The Samarian Ministry at Various Cities (9.51-18.34), 10.38-42

This story is oddly out of place. We know Jesus has predicted his death – more than once – and that he is now on his way to Jerusalem for the final conflict. Along the way he travels through Samaria, and that in chapter nine, verse 51 Luke tells us Jesus is ministering in Samaria. We don’t have another shift until chapter 18 when we find Jesus leaving Samaria and heading toward Jericho (verse 35). So how is it that Jesus ends up at the home of Mary and Martha, which we know is about five miles east of Jerusalem in Bethany?

Honestly, I’m still looking for a good explanation for this little curiosity. I know that the chronology of events is largely unimportant in ancient Near Eastern cultures. Take Matthew, for example. His gospel contains many of the same accounts as Luke, but in a different arrangement. This is due to the fact that in occidental cultures events may be ordered in such a way as to make a point or prove a supposition; chronological order is a Western construct. For this explanation to hold true, we should be able to discern a running theme in this section of Luke’s gospel that this story supports. Can we do that? I believe we can.

Looking at the way Stephen Langton divided Luke into chapters I believe he saw the same theme that I’ve identified. Who is Stephen Langton? An Archbishop of Canterbury and the man responsible for creating the chapter and verse division in the Bible. The first implementation of the chapters and verses he created was in 1227, and is the same system we have in our Bible’s today. Though not inspired, and in fact are sometimes woefully poor in how they divide texts, they are more useful than not which explains why they are still used. In this case he did a pretty good job, because there is a theme in chapter ten and this account with Mary and Martha is the climax.

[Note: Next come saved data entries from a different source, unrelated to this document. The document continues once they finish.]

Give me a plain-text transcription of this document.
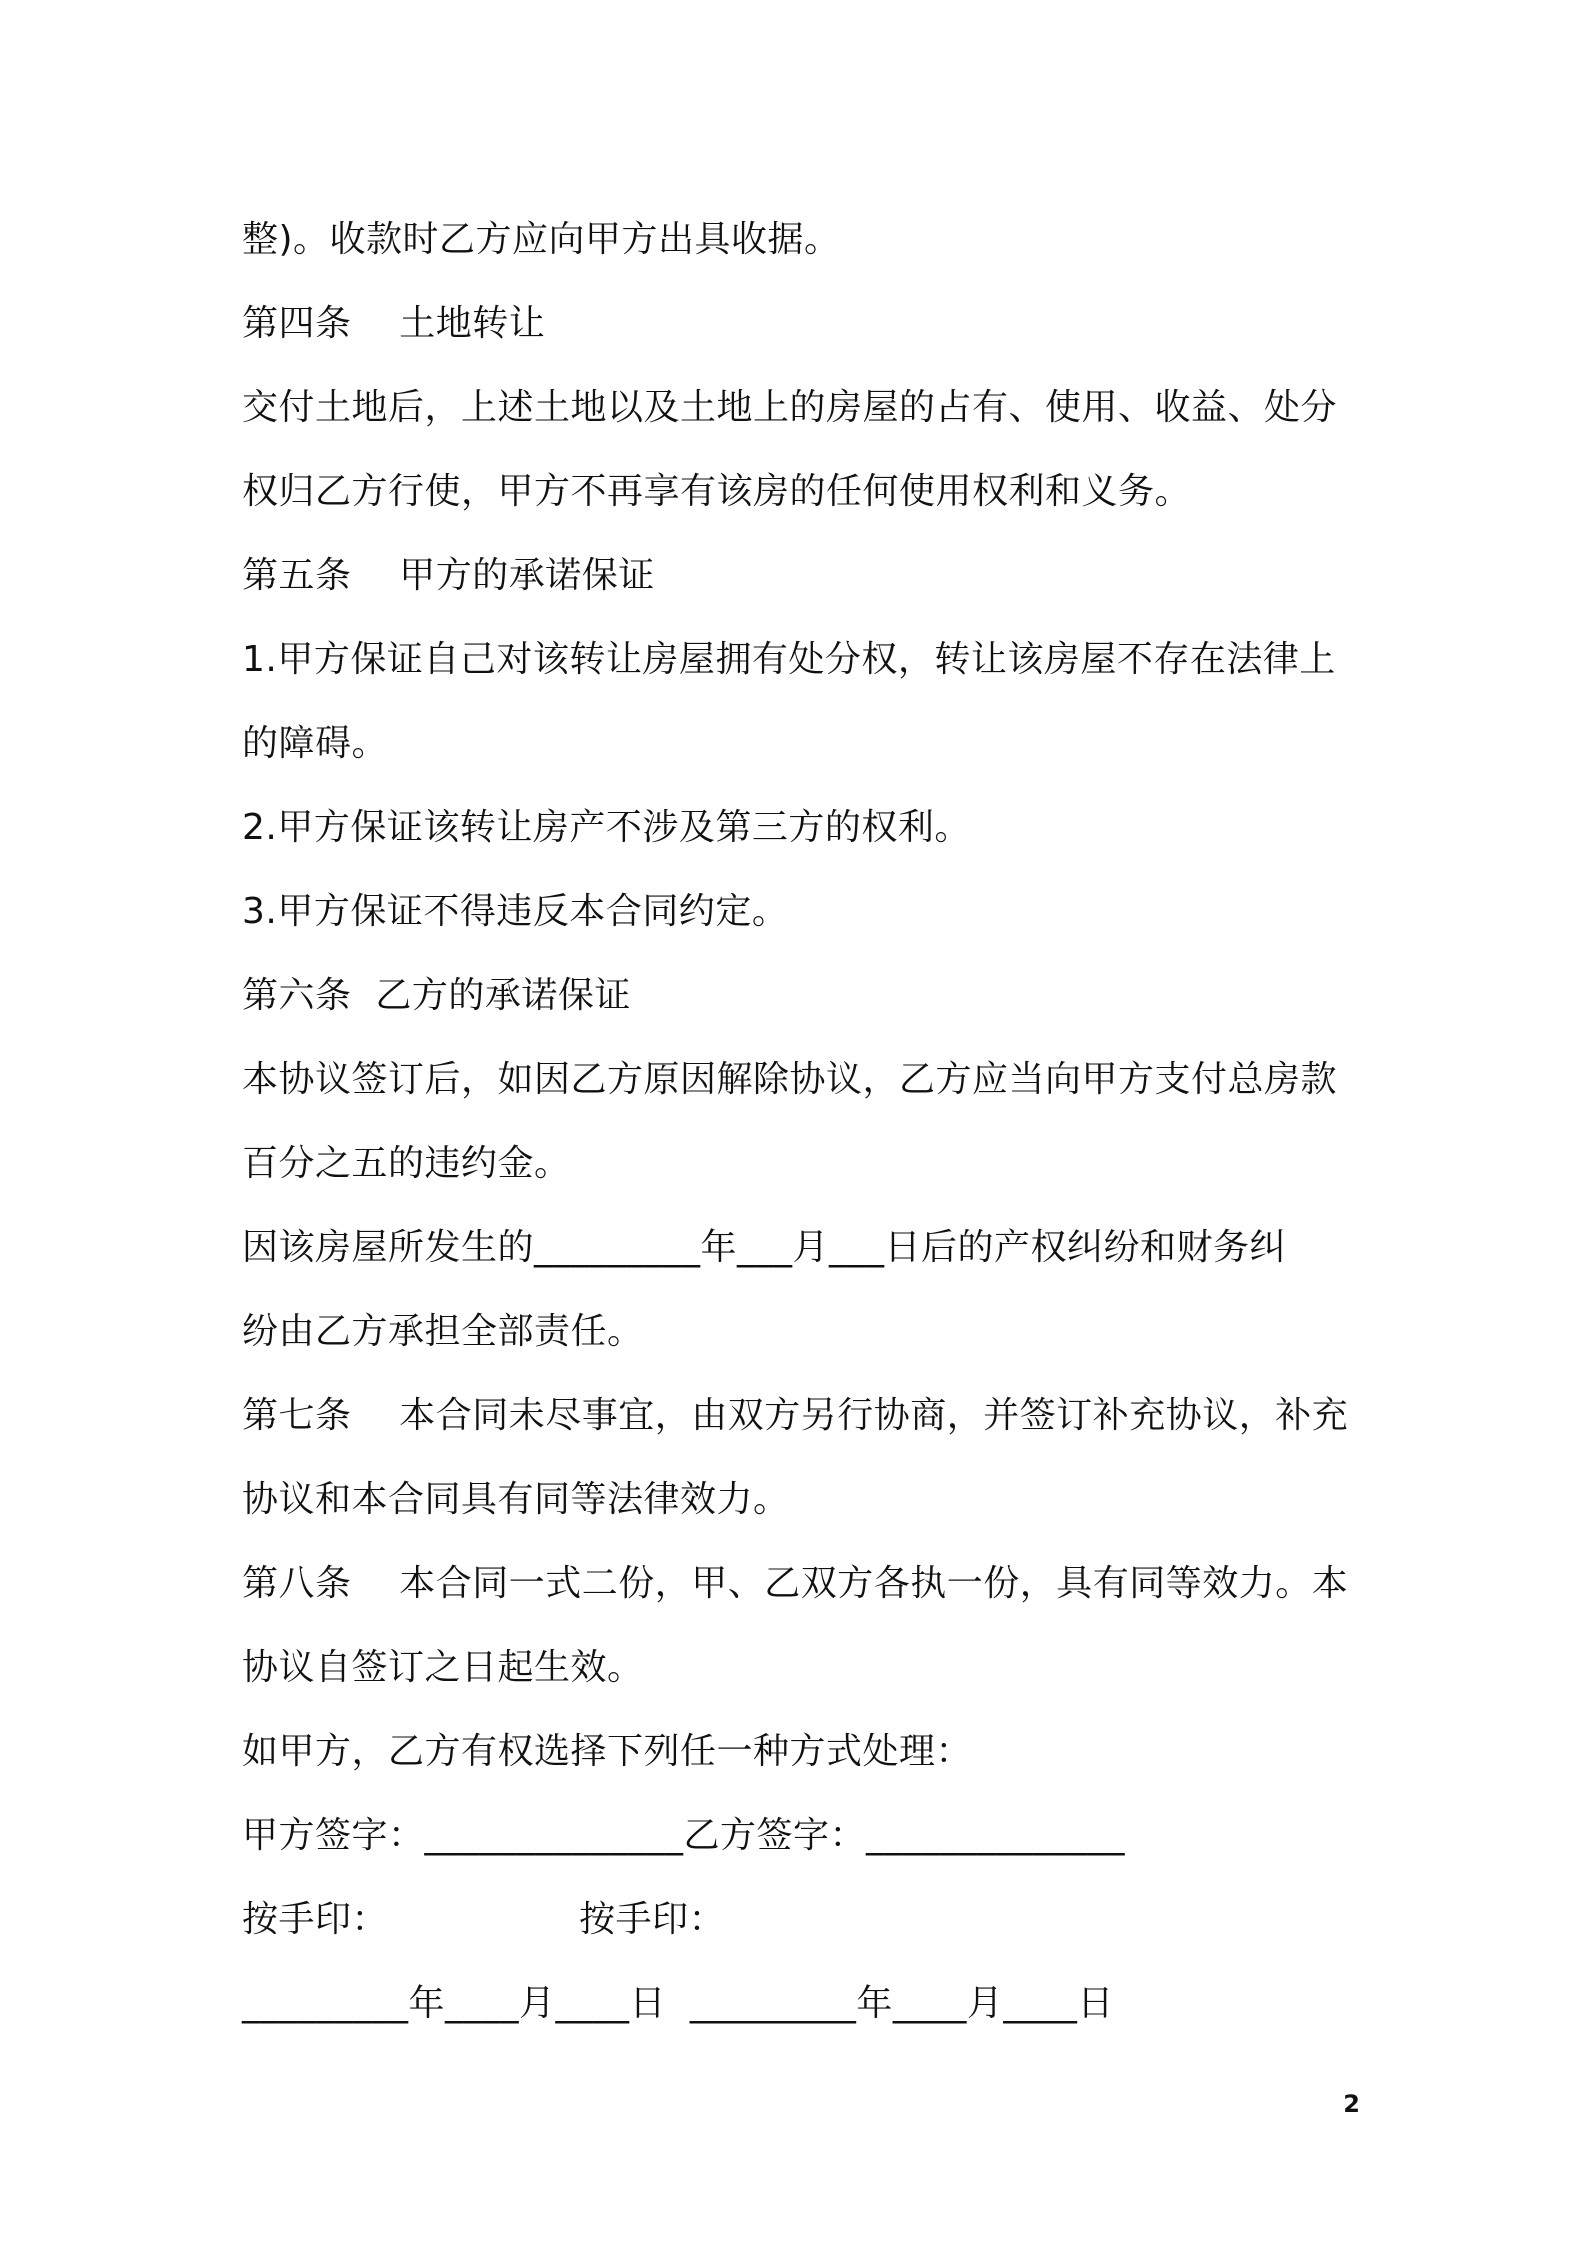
整)。收款时乙方应向甲方出具收据。
第四条    土地转让
交付土地后，上述土地以及土地上的房屋的占有、使用、收益、处分
权归乙方行使，甲方不再享有该房的任何使用权利和义务。
第五条    甲方的承诺保证
1.甲方保证自己对该转让房屋拥有处分权，转让该房屋不存在法律上
的障碍。
2.甲方保证该转让房产不涉及第三方的权利。
3.甲方保证不得违反本合同约定。
第六条  乙方的承诺保证
本协议签订后，如因乙方原因解除协议，乙方应当向甲方支付总房款
百分之五的违约金。
因该房屋所发生的_________年___月___日后的产权纠纷和财务纠
纷由乙方承担全部责任。
第七条    本合同未尽事宜，由双方另行协商，并签订补充协议，补充
协议和本合同具有同等法律效力。
第八条    本合同一式二份，甲、乙双方各执一份，具有同等效力。本
协议自签订之日起生效。
如甲方，乙方有权选择下列任一种方式处理：
甲方签字：______________乙方签字：______________
按手印：                按手印：
_________年____月____日  _________年____月____日
2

Chapter 10 begins with the sending of the 72 disciples. In the instructions Jesus gives he tells them to minister in the cities that welcome them and to leave those that do not. In the parable of the Good Samaritan we see the hero of the story treating the robbed and beaten man with kindness and caring for his needs. In this account with Mary and Martha we observe Martha trying to tend to the needs of her guests while Mary does nothing except listen to Jesus at his feet. What do these three stories have in common? Hospitality.

In this cultural context “hospitality” is defined as kindness shown to a stranger, which matches each of these stories with precision. Even up into modern times hospitality is observed as a moral duty, and Luke pays close attention to this detail in ancient life. Observe the meal at the religious leaders home in chapter seven for an example. This duty was true for the entire region – including Gentiles and Samaritans as well as Middle Eastern nations – not just Jews. There were certain obligations of hospitality for both the host and the guest. In the New Testament we are taught to show hospitality to all people, regardless of their faith, nationality or ethnicity. This moral duty extends beyond the current cultural teaching of “tolerance”; we are to engage and treat respectfully all people not merely tolerate them.

As important as hospitality may be, the point of this passage is that Mary chose what is better. This would have surprised anyone – Jew or Samaritan – as being entertained by the guest was not perceived to be a higher value than serving the guest. And indeed this would not have been the better choice in any other situation; it was that Mary chose to hear and obey the Messiah that made the difference. In light of this it might be worthwhile to consider how we treat Jesus in our lives. Do we show hospitality? Do we serve him? Do we listen and do what he says?